BAB VI PERBARENGAN TINDAK PIDANA
Pasal 63
(1) Jika suatu perbuatan
masuk dalam lebih dari satu aturan pidana, maka yang dikenakan hanya salah satu
di antara aturan-aturan itu; jika berbeda-beda, yang dikenakan yang memuat
ancaman pidana pokok yang paling berat.
(2) Jika suatu perbuatan
masuk dalam suatu aturan pidana yang umum, diatur pula dalam aturan pidana yang
khusus, maka hanya yang khusus itulah yang diterapkan.
Pasal 64
(1) Jika antara beberapa
perbuatan, meskipun masing-masing merupakan kejahatan atau pelanggaran, ada
hubungannya sedemikian rupa sehingga harus dipandang sebagai satu perbuatan
berlanjut, maka hanya diterapkan satu aturan pidana; jika berbeda-beda, yang
diterapkan yang memuat ancaman pidana pokok yang paling berat.
(2) Demikian pula hanya
dikenakan satu aturan pidana, jika orang dinyatakan bersalah melakukan
pemalsuan atau perusakan mata uang, dan menggunakan barang yang dipalsu atau
yang dirusak itu.
(3) Akan tetapi, jika
orang yang melakukan kejahatan-kejahatan tersebut dalam pasal-pasal 364, 373,
379, dan 407 ayat 1, sebagai perbuatan berlanjut dan nilai kerugian yang
ditimbulkan jumlahnya melebihi dari tiga ratus tujuh puluh lima rupiah, maka ia
dikenakan aturan pidana tersebut dalam pasal 362, 372, 378, dan 406.
Pasal 65
(1) Dalam hal
perbarengan beberapa perbuatan yang harus dipandang sebagai perbuatan yang
berdiri sendiri sehingga merupakan beberapa kejahatan, yang diancam dengan
pidana pokok yang sejenis, maka dijatuhkan hanya satu pidana.
(2) Maksimum pidana yang
dijatuhkan ialah jumlah maksimum pidana yang diancam terhadap perbuatan itu,
tetapi boleh lebih dari maksimum pidana yang trerberat ditambah sepertiga.
Pasal 66
(1) Dalam hal
perbarengan beberapa perbuatan yang masing-masing harus dipandang sebagai
perbuatan yang berdiri sendiri sehingga merupakan beberapa kejahatan,
yang diancam dengan pidana pokok yang tidak sejenis
, maka dijatuhkan
pidana atas tiap-tiap kejahatan, tetapi jumlahnya tidak boleh melebihi maksimum
pidana yang terberat ditambah sepertiga.
(2) Pidana denda adalah
hal itu dihitung menurut lamanya maksimum pidana
kurungan pengganti yang ditentukan untuk perbuatan itu.
Pasal 67
Jika orang dijatuhi
pidana mati atau pidana penjara seumur hidup, di samping itu tidak boleh
dijatuhkan pidana lain lagi kecuali pencabutan hak-hak tertentu, dan pengumuman
putusan hakim.
Pasal 68
(1) Berdasarkan hal-hal
dalam pasal 65 dan 66, tentang pidana tambahan berlaku aturan sebagai berikut:
1.
pidana-pidana pencabutan hak yang sama dijadikan
satu, yang lamanya paling sedikit dua tahun dan paling banyak lima tahun
melebihi pidana pokok atau pidana-pidana pokok yang dijatuhkan.

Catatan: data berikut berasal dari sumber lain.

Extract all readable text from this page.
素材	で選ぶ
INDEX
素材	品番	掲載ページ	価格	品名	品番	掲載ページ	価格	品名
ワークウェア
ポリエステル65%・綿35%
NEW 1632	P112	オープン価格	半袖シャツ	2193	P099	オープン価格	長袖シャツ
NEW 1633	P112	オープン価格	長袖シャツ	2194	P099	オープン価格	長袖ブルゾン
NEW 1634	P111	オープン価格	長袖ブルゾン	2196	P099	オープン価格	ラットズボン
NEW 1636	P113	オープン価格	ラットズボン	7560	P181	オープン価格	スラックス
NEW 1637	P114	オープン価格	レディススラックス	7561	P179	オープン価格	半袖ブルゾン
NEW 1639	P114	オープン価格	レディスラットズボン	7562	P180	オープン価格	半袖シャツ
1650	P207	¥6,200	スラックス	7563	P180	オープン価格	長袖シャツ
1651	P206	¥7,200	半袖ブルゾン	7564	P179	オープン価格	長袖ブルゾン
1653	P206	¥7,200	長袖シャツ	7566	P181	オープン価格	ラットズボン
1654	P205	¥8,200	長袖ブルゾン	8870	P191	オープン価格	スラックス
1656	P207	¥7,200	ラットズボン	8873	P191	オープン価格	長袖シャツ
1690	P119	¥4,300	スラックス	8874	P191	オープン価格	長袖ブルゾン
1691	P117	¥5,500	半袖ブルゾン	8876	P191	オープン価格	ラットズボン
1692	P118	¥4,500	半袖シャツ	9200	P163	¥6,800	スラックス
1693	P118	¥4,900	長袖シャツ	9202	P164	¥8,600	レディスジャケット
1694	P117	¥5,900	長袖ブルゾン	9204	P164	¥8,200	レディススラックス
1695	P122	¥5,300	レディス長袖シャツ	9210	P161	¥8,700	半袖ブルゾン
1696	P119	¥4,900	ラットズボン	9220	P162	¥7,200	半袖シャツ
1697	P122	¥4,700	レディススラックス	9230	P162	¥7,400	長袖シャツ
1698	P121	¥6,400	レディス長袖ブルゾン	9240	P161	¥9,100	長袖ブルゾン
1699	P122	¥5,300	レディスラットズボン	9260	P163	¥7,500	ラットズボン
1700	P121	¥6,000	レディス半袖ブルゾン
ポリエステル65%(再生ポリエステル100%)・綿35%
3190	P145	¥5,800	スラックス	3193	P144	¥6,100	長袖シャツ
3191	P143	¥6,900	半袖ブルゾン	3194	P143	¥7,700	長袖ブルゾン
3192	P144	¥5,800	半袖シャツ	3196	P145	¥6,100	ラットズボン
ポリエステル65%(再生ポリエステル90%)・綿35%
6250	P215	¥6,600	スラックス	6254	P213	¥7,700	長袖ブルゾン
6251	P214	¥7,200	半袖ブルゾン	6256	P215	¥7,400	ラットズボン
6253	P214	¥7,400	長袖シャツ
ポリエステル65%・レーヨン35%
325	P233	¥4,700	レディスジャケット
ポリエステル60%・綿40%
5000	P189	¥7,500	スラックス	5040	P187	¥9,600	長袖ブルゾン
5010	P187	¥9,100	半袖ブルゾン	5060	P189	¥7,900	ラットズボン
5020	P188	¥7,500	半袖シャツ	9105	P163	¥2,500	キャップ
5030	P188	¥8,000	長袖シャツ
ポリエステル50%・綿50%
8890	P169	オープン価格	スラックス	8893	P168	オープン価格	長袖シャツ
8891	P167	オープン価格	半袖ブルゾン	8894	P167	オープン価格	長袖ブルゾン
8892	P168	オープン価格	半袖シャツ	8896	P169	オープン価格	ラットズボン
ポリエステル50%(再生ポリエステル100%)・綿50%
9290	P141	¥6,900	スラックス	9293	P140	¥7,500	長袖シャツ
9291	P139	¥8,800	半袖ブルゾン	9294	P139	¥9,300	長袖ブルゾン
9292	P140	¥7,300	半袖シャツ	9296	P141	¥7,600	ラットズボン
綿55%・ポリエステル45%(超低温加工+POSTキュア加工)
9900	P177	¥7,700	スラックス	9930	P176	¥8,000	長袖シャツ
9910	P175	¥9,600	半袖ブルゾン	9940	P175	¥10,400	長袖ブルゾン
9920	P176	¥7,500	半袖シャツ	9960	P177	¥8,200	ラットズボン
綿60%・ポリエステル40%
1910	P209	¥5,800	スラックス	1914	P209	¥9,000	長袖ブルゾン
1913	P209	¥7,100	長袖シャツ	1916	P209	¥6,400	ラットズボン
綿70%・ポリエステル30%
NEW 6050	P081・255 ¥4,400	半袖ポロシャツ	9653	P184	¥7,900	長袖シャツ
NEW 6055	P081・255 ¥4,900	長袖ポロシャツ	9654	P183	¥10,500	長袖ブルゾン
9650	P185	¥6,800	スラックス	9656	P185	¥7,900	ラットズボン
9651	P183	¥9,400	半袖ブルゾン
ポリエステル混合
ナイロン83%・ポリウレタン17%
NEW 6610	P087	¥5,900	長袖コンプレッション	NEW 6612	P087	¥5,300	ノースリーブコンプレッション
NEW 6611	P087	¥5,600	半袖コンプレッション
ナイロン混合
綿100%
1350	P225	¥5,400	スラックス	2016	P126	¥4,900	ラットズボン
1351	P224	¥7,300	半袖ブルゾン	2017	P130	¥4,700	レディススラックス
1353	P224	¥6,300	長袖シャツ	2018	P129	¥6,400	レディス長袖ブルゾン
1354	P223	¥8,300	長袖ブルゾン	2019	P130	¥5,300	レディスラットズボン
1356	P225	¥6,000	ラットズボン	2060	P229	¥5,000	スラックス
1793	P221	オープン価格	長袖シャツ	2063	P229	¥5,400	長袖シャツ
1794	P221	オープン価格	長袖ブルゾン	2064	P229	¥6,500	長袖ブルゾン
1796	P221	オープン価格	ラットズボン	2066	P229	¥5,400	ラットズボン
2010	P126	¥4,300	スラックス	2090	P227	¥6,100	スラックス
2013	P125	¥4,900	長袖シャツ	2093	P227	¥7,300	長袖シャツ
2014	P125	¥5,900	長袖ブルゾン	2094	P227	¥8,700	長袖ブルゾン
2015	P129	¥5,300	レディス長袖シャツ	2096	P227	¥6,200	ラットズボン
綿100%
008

Jika pidana
pokok hanya pidana denda saja, maka lamanya pencabutan hak paling sedikit dua
tahun dan paling lama lima tahun;
2.
pidana-pidana pencabutan hak yang berlainan
dijatuhkan sendiri-sendiri tanpa dikurangi;
3.
pidana-pidana perampasan barang-barang tertentu,
begitu pula halnya dengan pidana kurungan pengganti karena barang-barang tidak
diserahkan, dijatuhkan sendiri-sendiri tanpa
dikurangi.
(2) pidana
kurungan-kurungan pengganti jumlahnya tidak boleh melebihi delapan bulan.
Pasal
69
(1) Perbandingan
beratnya pidana pokok yang tidak sejenis ditentukan menurut urut-urutan dalam
pasal 10.
(2) Jika hakim memilih antara beberapa pidana pokok, maka dalam perbandingan hanya terberatlah yang dipakai.
(3) Perbandingan beratnya pidana-pidana pokok yang sejenis ditentukan menurut maksimumnya masing-masing.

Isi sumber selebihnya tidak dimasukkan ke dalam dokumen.